O tempo que passei na BIOMM foi muito importante para que eu pudesse ver que estamos sim preparados para desenvolver pesquisas em indústrias. Lá o trabalho também mudou um pouco, pois a minha responsabilidade era conduzir as pesquisas e melhorar o rendimento e produtividade da produção de celulases em reatores. Tive que aprender a trabalhar com fungos filamentosos, que tem lá as suas particularidades. O acompanhamento da cinética do processo era todo baseado em ensaios de atividade enzimática, o que requer conhecimento destas metodologias e também analisar criticamente os resultados ou possíveis melhorias. Além disso, a aplicação e a análise da metodologia de planejamento experimental foram muito bem vistas no desenvolvimento de pesquisas paralelas realizadas em frascos Erlenmeyer para o estabelecimento de melhores condições, que posteriormente aplicávamos no reator. O conhecimento que adquiri no processo em batelada alimentada na UFV foi também um diferencial que pude aplicar na BIOMM.
 - No que difere o ambiente de trabalho numa indústria para o ambiente de trabalho acadêmico?
Como eu trabalhava diretamente com pesquisa e desenvolvimento, o meu trabalho em laboratório não era muito diferente do que eu já conhecia na iniciação científica e no mestrado. Entretanto, lá tínhamos também que suprir a demanda de alguns parceiros que utilizavam as misturas enzimáticas que produzíamos, então alguns prazos deviam ser cumpridos à parte do que era produzido como pesquisa. A maior diferença que percebi foi nas reuniões que participei com os diretores da empresa, mais voltadas para a realidade financeira e estratégia de negócios, em que nos era passado como andavam os investimentos, parcerias e necessidades para uma empresa de biotecnologia em crescimento e com grandes projetos de expansão. Esse ambiente de “negócios” é bem diferente da academia, e a única forma de aprender é mesmo vivenciando o cotidiano de uma empresa. Vale a pena ressaltar também o ganho em possuir um time multi-disciplinar (como biólogos, farmacêuticos e engenheiros químicos) com o mesmo objetivo. Algumas pessoas com quem tive contato trabalharam na antiga BIOBRÁS (que deu origem à BIOMM) e possuíam muita experiência em indústria de base biotecnológica, mas se interessavam muito também pelo o que trazemos de “novo” da área acadêmica. Outra coisa notável, especialmente para aqueles que passam horas extras na pesquisa da pós-graduação, foi ter um horário fixo de trabalho, para entrar e para sair. Isso era muito bom.

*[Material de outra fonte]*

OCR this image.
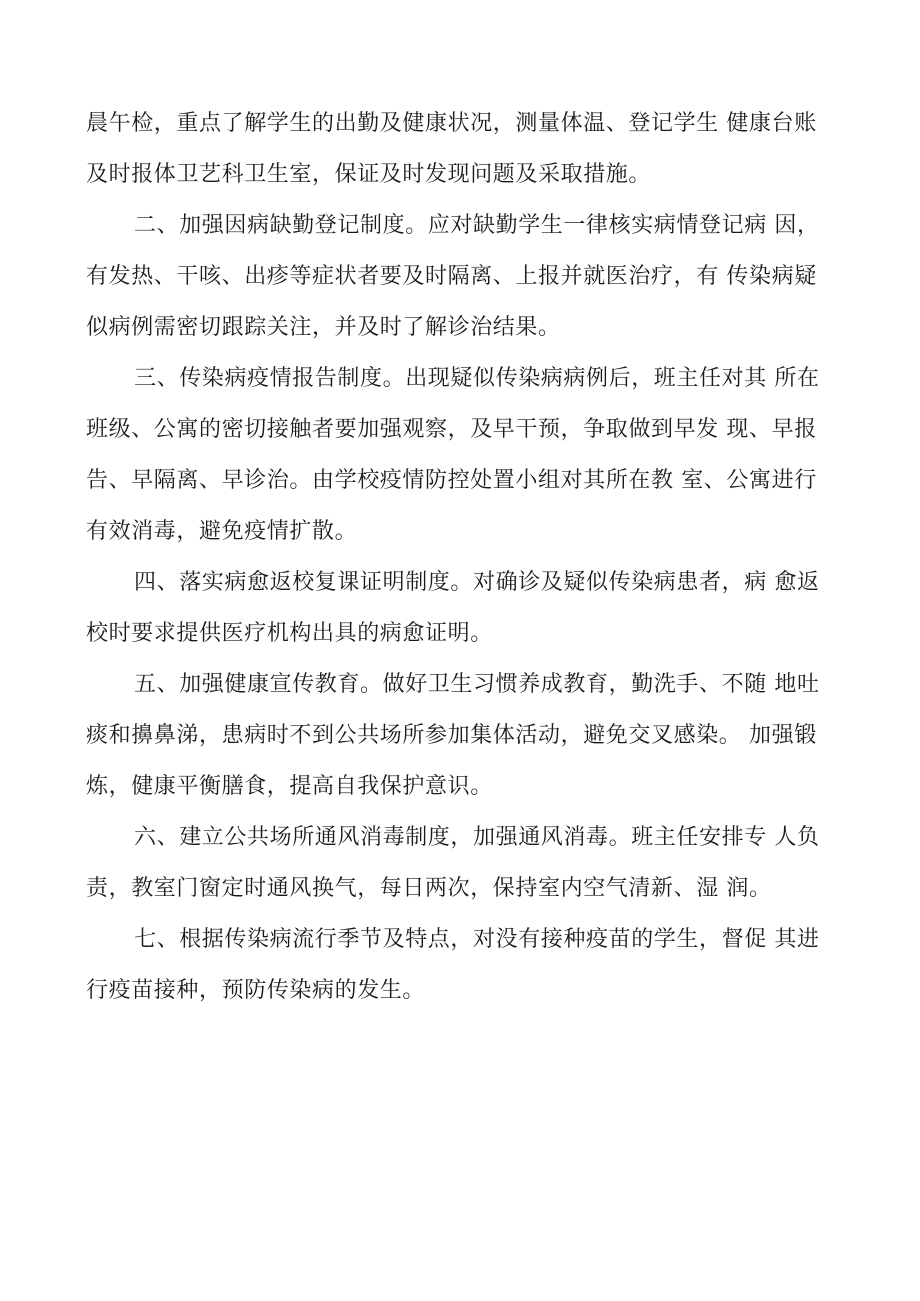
晨午检，重点了解学生的出勤及健康状况，测量体温、登记学生 健康台账
及时报体卫艺科卫生室，保证及时发现问题及采取措施。
二、加强因病缺勤登记制度。应对缺勤学生一律核实病情登记病 因，
有发热、干咳、出疹等症状者要及时隔离、上报并就医治疗，有 传染病疑
似病例需密切跟踪关注，并及时了解诊治结果。
三、传染病疫情报告制度。出现疑似传染病病例后，班主任对其 所在
班级、公寓的密切接触者要加强观察，及早干预，争取做到早发 现、早报
告、早隔离、早诊治。由学校疫情防控处置小组对其所在教 室、公寓进行
有效消毒，避免疫情扩散。
四、落实病愈返校复课证明制度。对确诊及疑似传染病患者，病 愈返
校时要求提供医疗机构出具的病愈证明。
五、加强健康宣传教育。做好卫生习惯养成教育，勤洗手、不随 地吐
痰和擤鼻涕，患病时不到公共场所参加集体活动，避免交叉感染。 加强锻
炼，健康平衡膳食，提高自我保护意识。
六、建立公共场所通风消毒制度，加强通风消毒。班主任安排专 人负
责，教室门窗定时通风换气，每日两次，保持室内空气清新、湿 润。
七、根据传染病流行季节及特点，对没有接种疫苗的学生，督促 其进
行疫苗接种，预防传染病的发生。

- Que características você acha que o bioquímico deve desenvolver para trabalhar em indústrias?
Creio que o conhecimento científico que adquirimos ao longo da graduação é muito satisfatório, mas outras capacidades fora do ambiente acadêmico devem ser desenvolvidas, como saber trabalhar em grupo, respeitando a opinião de quem tem mais experiência, mas sabendo como colocar o seu ponto de vista de forma educada e com fundamentos. Ter como foco a melhoria de produtividade do processo deve ser o objetivo a ser perseguido, pois é o que a indústria quer: mais em menos tempo.
- O que te motivou a retornar à academia para o doutorado?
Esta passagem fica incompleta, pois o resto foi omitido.